The project delivered a complete facelift, including a new roof, modern furniture, solar electricity, a public address system, replacement windows, repainting and the refurbishment of the judge’s chambers.
But beyond the commissioning ceremony, the project has exposed deeper questions about the state of judicial infrastructure in Cross River.
Lawyers at the event described the renovation as an act of self-help born out of frustration after years of what they called government inaction.
“We will help ourselves if the government is not ready to help us,” several lawyers said.
One legal practitioner, who asked not to be named, said the project was funded entirely through voluntary contributions from legal practitioners, private citizens, host communities and business owners determined to improve access to justice.
The intervention has also reignited debate over the financing of Nigeria’s judiciary.
Although state judiciaries are constitutionally entitled to financial autonomy, legal practitioners have repeatedly complained that capital releases for court infrastructure often fall short of budgetary provisions, leaving many court buildings across the country in disrepair.
The irony, observers note, is that the renovation comes as Cross River continues to approve increasingly ambitious budgets. The state approved a ₦642.16 billion supplementary budget in 2025, with officials saying additional spending would cover key sectors, including law and justice, while Governor Bassey Otu later proposed a ₦780.6 billion budget for 2026.
Yet lawyers say many courtrooms remain dilapidated years after repeated promises of reform. A 2021 investigation documented leaking roofs, abandoned court buildings and unsafe facilities across several judicial divisions in the state, while recent reports indicate the problem persists.
The Cross River Judiciary itself reported generating more than ₦137 million in internally generated revenue during the 2023/2024 legal year, even as concerns over ageing infrastructure continued to dominate discussions within the legal community.

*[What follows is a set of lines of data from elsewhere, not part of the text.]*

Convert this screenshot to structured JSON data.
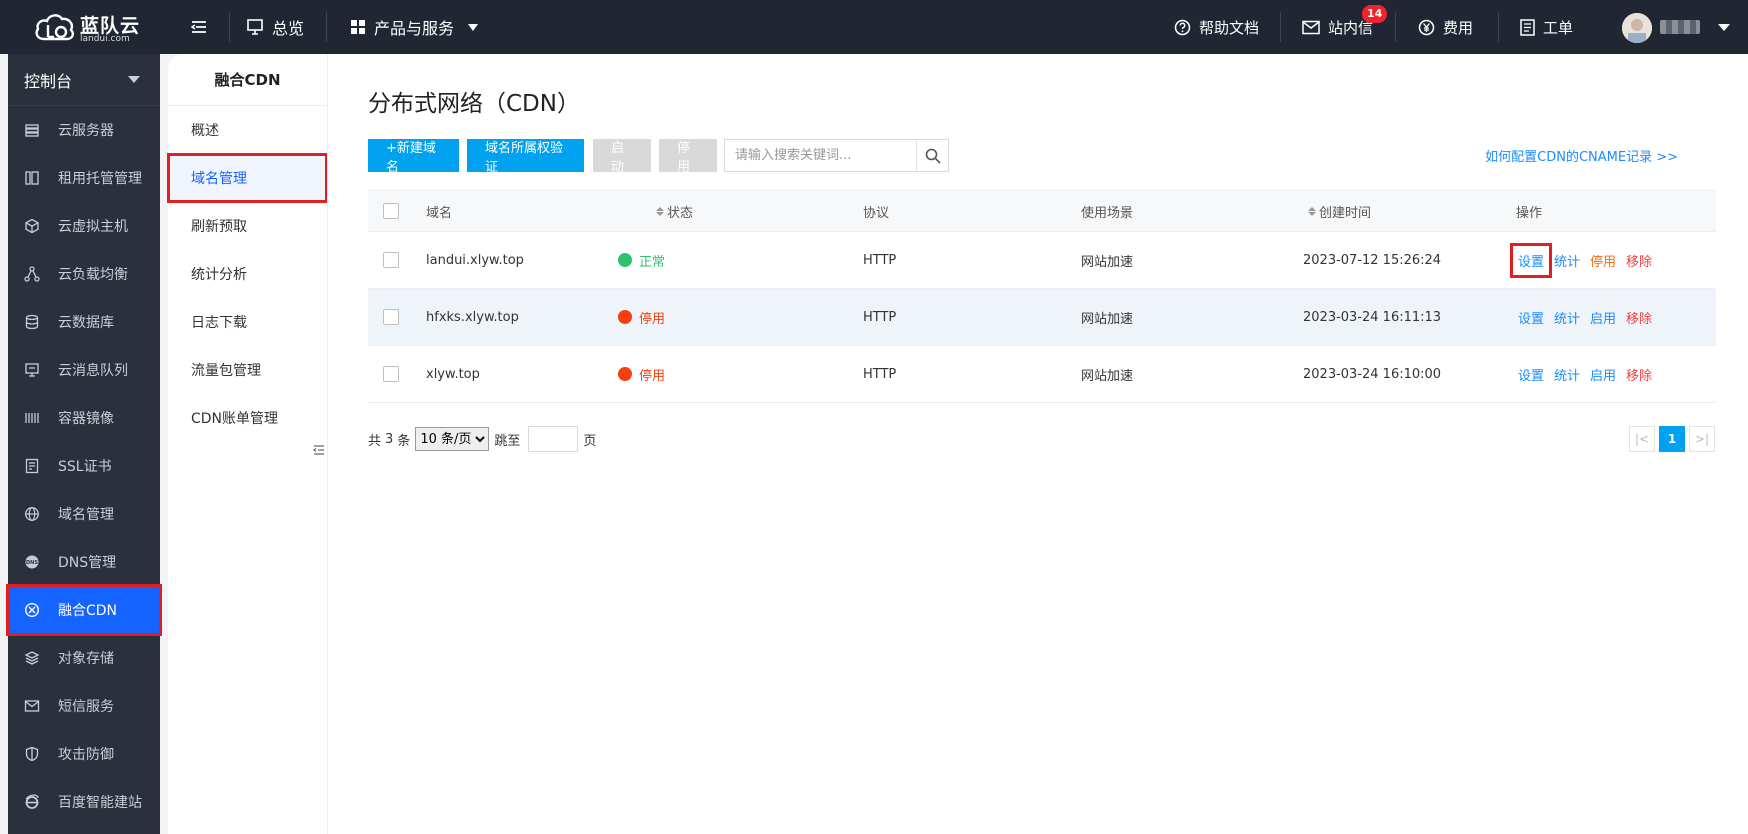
{
  "brand": {
    "name": "蓝队云",
    "domain": "landui.com"
  },
  "topnav": {
    "overview": "总览",
    "products": "产品与服务"
  },
  "topright": {
    "docs": "帮助文档",
    "messages": "站内信",
    "message_count": "14",
    "billing": "费用",
    "tickets": "工单"
  },
  "sidebar": {
    "console": "控制台",
    "items": [
      {
        "label": "云服务器",
        "icon": "server-icon"
      },
      {
        "label": "租用托管管理",
        "icon": "hosting-icon"
      },
      {
        "label": "云虚拟主机",
        "icon": "cube-icon"
      },
      {
        "label": "云负载均衡",
        "icon": "load-balance-icon"
      },
      {
        "label": "云数据库",
        "icon": "database-icon"
      },
      {
        "label": "云消息队列",
        "icon": "message-queue-icon"
      },
      {
        "label": "容器镜像",
        "icon": "container-icon"
      },
      {
        "label": "SSL证书",
        "icon": "certificate-icon"
      },
      {
        "label": "域名管理",
        "icon": "globe-icon"
      },
      {
        "label": "DNS管理",
        "icon": "dns-icon"
      },
      {
        "label": "融合CDN",
        "icon": "cdn-icon"
      },
      {
        "label": "对象存储",
        "icon": "layers-icon"
      },
      {
        "label": "短信服务",
        "icon": "mail-icon"
      },
      {
        "label": "攻击防御",
        "icon": "shield-icon"
      },
      {
        "label": "百度智能建站",
        "icon": "ie-icon"
      }
    ]
  },
  "submenu": {
    "title": "融合CDN",
    "items": [
      "概述",
      "域名管理",
      "刷新预取",
      "统计分析",
      "日志下载",
      "流量包管理",
      "CDN账单管理"
    ]
  },
  "main": {
    "title": "分布式网络（CDN）",
    "buttons": {
      "new_domain": "+新建域名",
      "verify": "域名所属权验证",
      "start": "启动",
      "stop": "停用"
    },
    "search_placeholder": "请输入搜索关键词...",
    "cname_link": "如何配置CDN的CNAME记录 >>",
    "columns": {
      "domain": "域名",
      "status": "状态",
      "protocol": "协议",
      "scenario": "使用场景",
      "created": "创建时间",
      "actions": "操作"
    },
    "rows": [
      {
        "domain": "landui.xlyw.top",
        "status": "正常",
        "status_color": "#2bc46c",
        "protocol": "HTTP",
        "scenario": "网站加速",
        "created": "2023-07-12 15:26:24",
        "actions": [
          "设置",
          "统计",
          "停用",
          "移除"
        ]
      },
      {
        "domain": "hfxks.xlyw.top",
        "status": "停用",
        "status_color": "#f53f0f",
        "protocol": "HTTP",
        "scenario": "网站加速",
        "created": "2023-03-24 16:11:13",
        "actions": [
          "设置",
          "统计",
          "启用",
          "移除"
        ]
      },
      {
        "domain": "xlyw.top",
        "status": "停用",
        "status_color": "#f53f0f",
        "protocol": "HTTP",
        "scenario": "网站加速",
        "created": "2023-03-24 16:10:00",
        "actions": [
          "设置",
          "统计",
          "启用",
          "移除"
        ]
      }
    ],
    "footer": {
      "total_prefix": "共",
      "total": "3",
      "total_suffix": "条",
      "page_size": "10 条/页",
      "jump": "跳至",
      "page_unit": "页",
      "current_page": "1"
    }
  },
  "colors": {
    "topbar": "#202732",
    "sidebar": "#2a313c",
    "primary": "#00a2f0",
    "active": "#1664ff",
    "highlight": "#e02020"
  }
}
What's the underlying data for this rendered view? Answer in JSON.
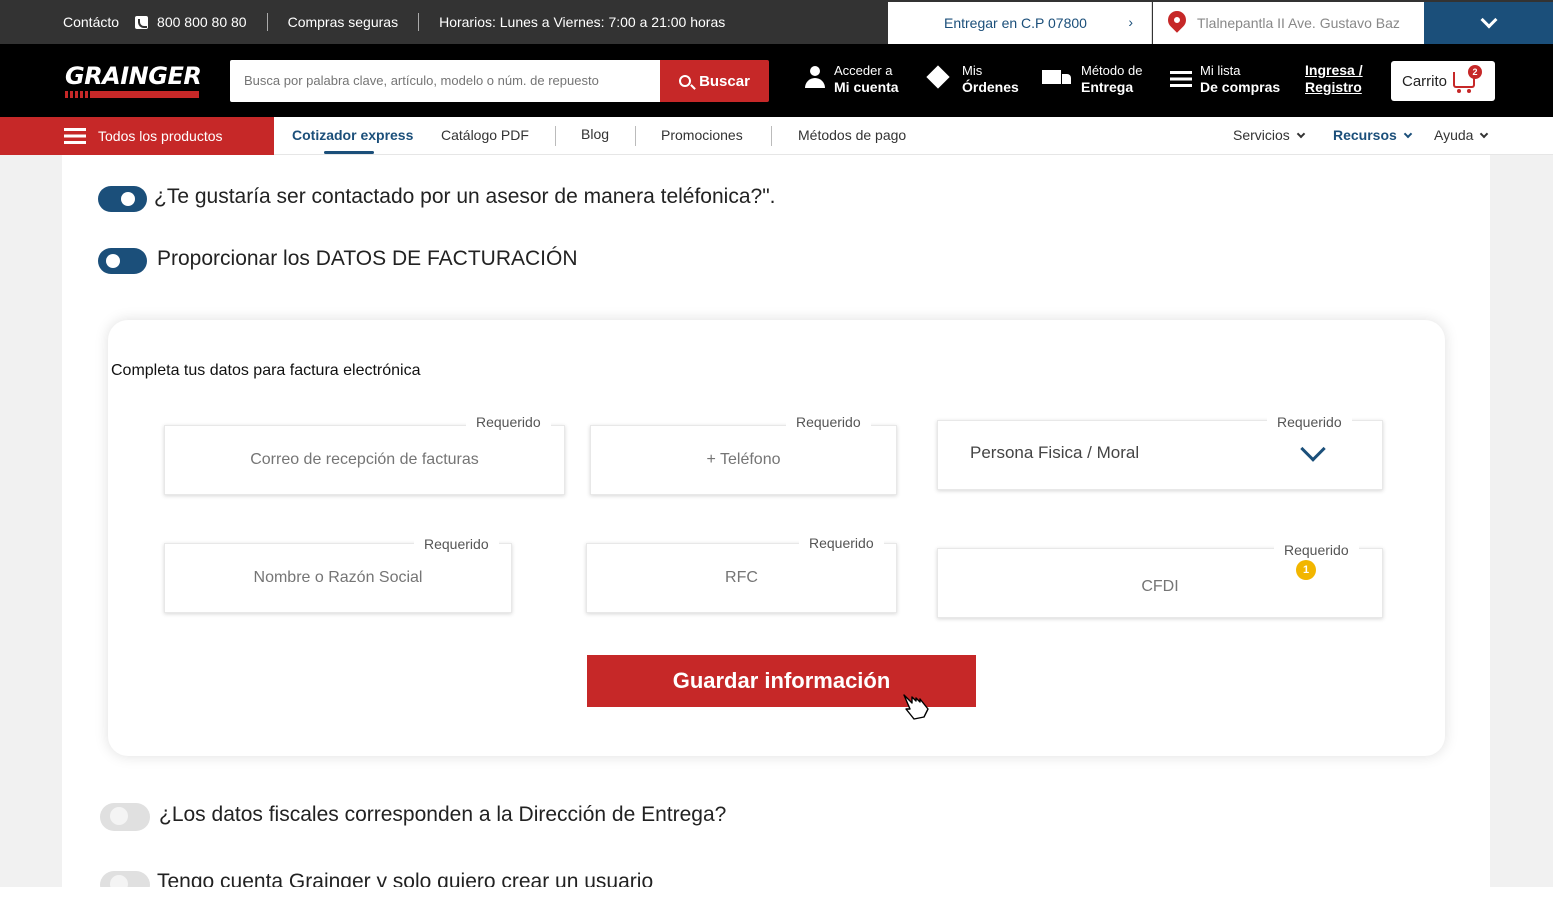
{
  "topbar": {
    "contact_label": "Contácto",
    "phone": "800 800 80 80",
    "secure": "Compras seguras",
    "hours": "Horarios: Lunes a Viernes: 7:00 a 21:00 horas",
    "deliver_to": "Entregar en C.P 07800",
    "location": "Tlalnepantla II  Ave. Gustavo Baz"
  },
  "header": {
    "logo": "GRAINGER",
    "search_placeholder": "Busca por palabra clave, artículo, modelo o núm. de repuesto",
    "search_button": "Buscar",
    "account_top": "Acceder a",
    "account_bottom": "Mi cuenta",
    "orders_top": "Mis",
    "orders_bottom": "Órdenes",
    "delivery_top": "Método de",
    "delivery_bottom": "Entrega",
    "list_top": "Mi lista",
    "list_bottom": "De compras",
    "login_top": "Ingresa /",
    "login_bottom": "Registro",
    "cart_label": "Carrito",
    "cart_count": "2"
  },
  "nav": {
    "all_products": "Todos los productos",
    "links": [
      "Cotizador express",
      "Catálogo PDF",
      "Blog",
      "Promociones",
      "Métodos de pago"
    ],
    "right": [
      "Servicios",
      "Recursos",
      "Ayuda"
    ]
  },
  "toggles": {
    "contact_phone": "¿Te gustaría ser contactado por un asesor de manera teléfonica?\".",
    "billing": "Proporcionar los DATOS DE FACTURACIÓN",
    "fiscal_address": "¿Los datos fiscales corresponden a la Dirección de Entrega?",
    "account": "Tengo cuenta Grainger y solo quiero crear un usuario"
  },
  "form": {
    "title": "Completa tus datos para factura electrónica",
    "required": "Requerido",
    "email_placeholder": "Correo de recepción de facturas",
    "phone_placeholder": "+ Teléfono",
    "person_type": "Persona Fisica / Moral",
    "name_placeholder": "Nombre o Razón Social",
    "rfc_placeholder": "RFC",
    "cfdi_placeholder": "CFDI",
    "cfdi_badge": "1",
    "save_button": "Guardar información"
  },
  "colors": {
    "brand_red": "#c62828",
    "brand_blue": "#1b4f7a",
    "warning": "#f2b600"
  }
}
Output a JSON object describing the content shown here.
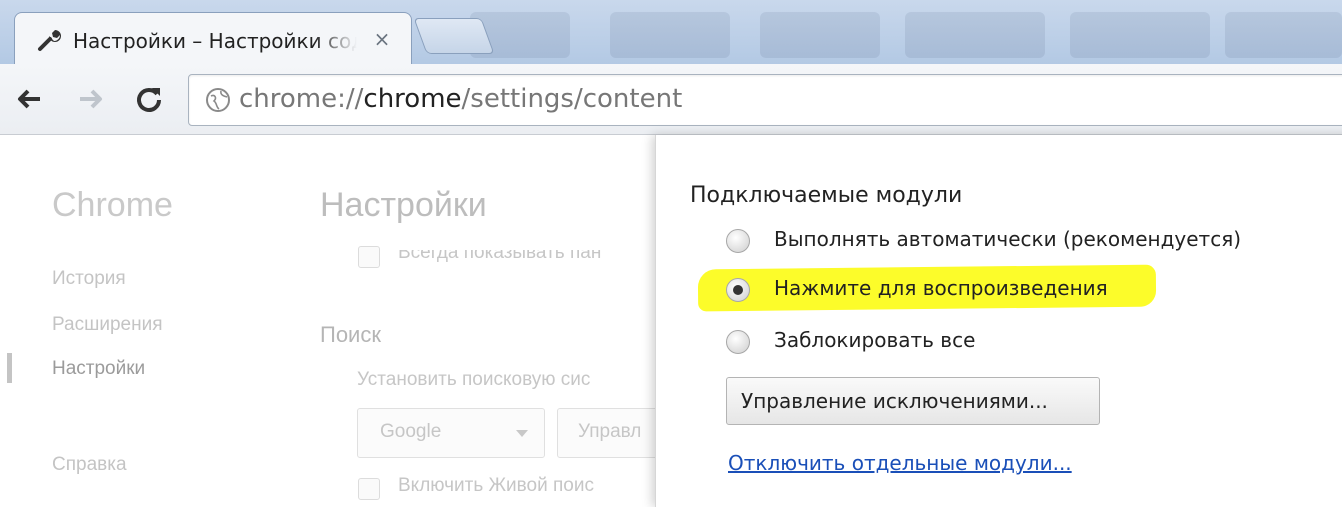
{
  "tab": {
    "title": "Настройки – Настройки содержимого",
    "close_glyph": "×",
    "icon": "wrench-icon"
  },
  "toolbar": {
    "url_prefix": "chrome://",
    "url_host": "chrome",
    "url_path": "/settings/content",
    "icons": [
      "back-arrow-icon",
      "forward-arrow-icon",
      "reload-icon",
      "globe-icon"
    ]
  },
  "background_page": {
    "nav_title": "Chrome",
    "nav_items": [
      "История",
      "Расширения",
      "Настройки",
      "Справка"
    ],
    "nav_selected": "Настройки",
    "main_title": "Настройки",
    "partial_checkbox_text": "Всегда показывать пан",
    "search_section_title": "Поиск",
    "search_description": "Установить поисковую сис",
    "search_engine_select": "Google",
    "manage_button_partial": "Управл",
    "instant_checkbox_text": "Включить Живой поис"
  },
  "dialog": {
    "heading": "Подключаемые модули",
    "options": [
      {
        "label": "Выполнять автоматически (рекомендуется)",
        "checked": false
      },
      {
        "label": "Нажмите для воспроизведения",
        "checked": true,
        "highlighted": true
      },
      {
        "label": "Заблокировать все",
        "checked": false
      }
    ],
    "manage_exceptions_button": "Управление исключениями...",
    "disable_link": "Отключить отдельные модули..."
  },
  "colors": {
    "highlight": "#fcfc2a",
    "link": "#1a4fb8",
    "tabstrip": "#b3c9e4"
  }
}
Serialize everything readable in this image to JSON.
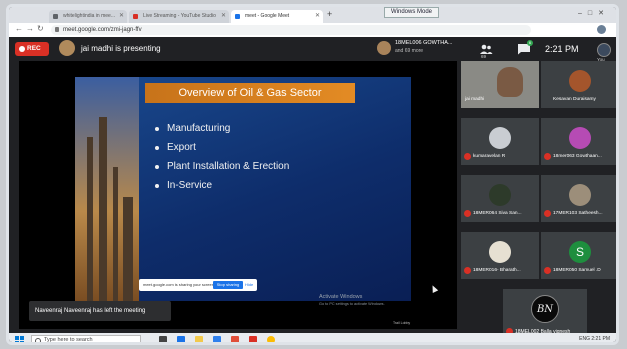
{
  "browser": {
    "tabs": [
      {
        "label": "whitelightindia in mee...",
        "color": "#5f6368"
      },
      {
        "label": "Live Streaming - YouTube Studio",
        "color": "#d93025"
      },
      {
        "label": "meet - Google Meet",
        "color": "#1a73e8"
      }
    ],
    "newtab_glyph": "+",
    "wm_label": "Windows Mode",
    "url": "meet.google.com/zmi-jagn-ffv"
  },
  "meet": {
    "rec_label": "REC",
    "presenter_text": "jai madhi is presenting",
    "pinned": {
      "name": "18MEL006 GOWTHA...",
      "more": "and 69 more"
    },
    "people_label": "69",
    "chat_badge": "6",
    "clock": "2:21 PM",
    "you_label": "You"
  },
  "slide": {
    "title": "Overview of Oil & Gas Sector",
    "bullets": [
      "Manufacturing",
      "Export",
      "Plant Installation & Erection",
      "In-Service"
    ],
    "share_text": "meet.google.com is sharing your screen.",
    "stop_label": "Stop sharing",
    "hide_label": "Hide",
    "activate_title": "Activate Windows",
    "activate_sub": "Go to PC settings to activate Windows.",
    "foot": "Trail Lobby"
  },
  "toast": "Naveenraj Naveenraj has left the meeting",
  "participants": [
    {
      "name": "jai madhi",
      "color": "#8a8a85"
    },
    {
      "name": "Kesavan Duraisamy",
      "color": "#a4552c"
    },
    {
      "name": "kumaravelan R",
      "color": "#c9cdd2"
    },
    {
      "name": "18mer063 Gowthaan...",
      "color": "#b64bb4"
    },
    {
      "name": "18MER064 Siva San...",
      "color": "#2d3a2a"
    },
    {
      "name": "17MER103 Satheesh...",
      "color": "#9c8e7a"
    },
    {
      "name": "18MER016- Bharath...",
      "color": "#e6e0d2"
    },
    {
      "name": "18MER050 Samuel .D",
      "color": "#1e8e3e"
    }
  ],
  "big_participant": {
    "name": "18MEL002 Balla vignesh",
    "logo": "BN"
  },
  "s_letter": "S",
  "taskbar": {
    "search_placeholder": "Type here to search",
    "tray": "ENG  2:21 PM"
  }
}
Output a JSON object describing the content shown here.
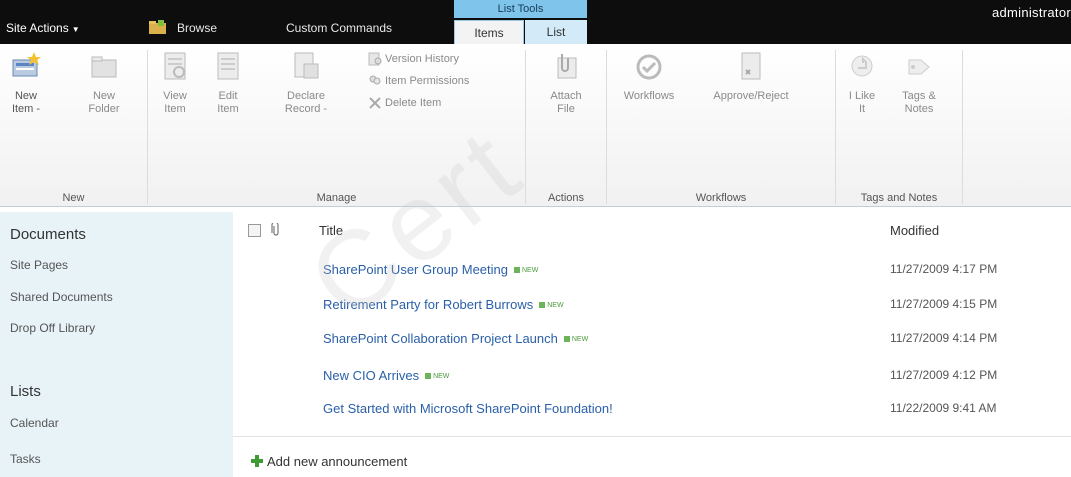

For many lawyers, the renovation of the Ikom High Court is both a success story and an uncomfortable symbol: a justice system increasingly sustained by the very people who rely on it.
As one stakeholder put it, the project may have restored one courtroom—but it has also raised a broader question: if citizens and lawyers can mobilise ₦18 million to revive a neglected court, why has government failed to do the same?